Print the mean accuracy score and standard deviation. Leave as a comment which model performed better and speculate why there may or may not exist a performance difference.

In [86]:
# import make_pipeline function, standardscaler to scale dataset for svc classification;
# and support vector machine classifier
from sklearn.pipeline import make_pipeline
from sklearn.preprocessing import StandardScaler
from sklearn import svm

# support vector classifier standardizes features in cancer dataset (X), then uses the 
# svm model by using the make_pipeline function; default parameters for model
svc = make_pipeline(StandardScaler(), svm.SVC())

# print results of model; print title, mean accuracy, and standard deviation of means
# for 10 fold cross validation of support vector machine
print('C-Support Vector Classification, 10-fold cross validation:')
print('  {0:.2f} mean accuracy'.format(cross_val_score(svc, X, y, cv=10).mean()))
print('  {0:.2f} standard deviation'.format(cross_val_score(svc, X, y, cv=10).std()))

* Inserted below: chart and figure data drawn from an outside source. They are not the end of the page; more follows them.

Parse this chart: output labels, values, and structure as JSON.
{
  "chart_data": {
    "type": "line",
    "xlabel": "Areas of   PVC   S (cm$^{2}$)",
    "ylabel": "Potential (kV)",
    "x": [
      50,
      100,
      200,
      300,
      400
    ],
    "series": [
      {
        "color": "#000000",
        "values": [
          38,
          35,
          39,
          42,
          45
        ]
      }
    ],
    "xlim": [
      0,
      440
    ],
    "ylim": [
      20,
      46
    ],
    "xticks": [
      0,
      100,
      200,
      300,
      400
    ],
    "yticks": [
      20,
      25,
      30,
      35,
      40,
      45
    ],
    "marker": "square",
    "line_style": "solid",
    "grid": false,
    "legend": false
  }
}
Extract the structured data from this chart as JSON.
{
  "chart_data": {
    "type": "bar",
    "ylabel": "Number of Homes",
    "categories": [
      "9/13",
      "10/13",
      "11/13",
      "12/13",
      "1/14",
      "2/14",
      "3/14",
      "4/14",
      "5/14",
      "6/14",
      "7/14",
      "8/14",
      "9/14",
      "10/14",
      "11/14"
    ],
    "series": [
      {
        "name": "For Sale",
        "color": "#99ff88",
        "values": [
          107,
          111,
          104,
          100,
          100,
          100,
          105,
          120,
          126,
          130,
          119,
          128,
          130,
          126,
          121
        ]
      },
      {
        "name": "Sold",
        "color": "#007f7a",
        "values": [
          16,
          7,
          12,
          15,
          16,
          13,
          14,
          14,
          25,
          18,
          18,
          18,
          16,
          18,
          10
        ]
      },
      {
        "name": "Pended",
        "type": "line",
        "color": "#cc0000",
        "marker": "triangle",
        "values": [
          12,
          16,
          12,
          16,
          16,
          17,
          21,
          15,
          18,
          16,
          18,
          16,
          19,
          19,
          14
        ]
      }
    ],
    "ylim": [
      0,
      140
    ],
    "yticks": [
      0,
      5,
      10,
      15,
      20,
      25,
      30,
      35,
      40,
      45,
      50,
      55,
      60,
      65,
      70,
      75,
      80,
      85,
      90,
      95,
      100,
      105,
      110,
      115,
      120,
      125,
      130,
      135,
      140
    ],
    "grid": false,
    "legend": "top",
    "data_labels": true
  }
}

C-Support Vector Classification, 10-fold cross validation:
  0.98 mean accuracy
  0.03 standard deviation


In [88]:
# The support vector machine model has a much better accuracy compared to the gaussian
# naive Bayes or k-neighbors models above, with an accuracy of 0.98 +/-0.03. The features
# of the cancer dataset are scaled, then used in the model, where the svm fits a 
# hyperplane (in all dimensions of dataset features) that separates the data into two
# classes. This seems like a much more realistic model than assuming a Gaussian distribution
# and/or using nearest neighbors.

# Part 7 -- Documentation and Correctness
(10 points) Please document your code with human-readable messages explaining what the code is doing; at a minimum, every function and control structure should be documented.  If your response is a 1-liner, explain how it works.

Additionally, please error check your code; partial credit will be given to answers that do not fully address the requirements. For example, if it says write a function, please make sure your code provides a function.

Please make sure your submission has everything completed.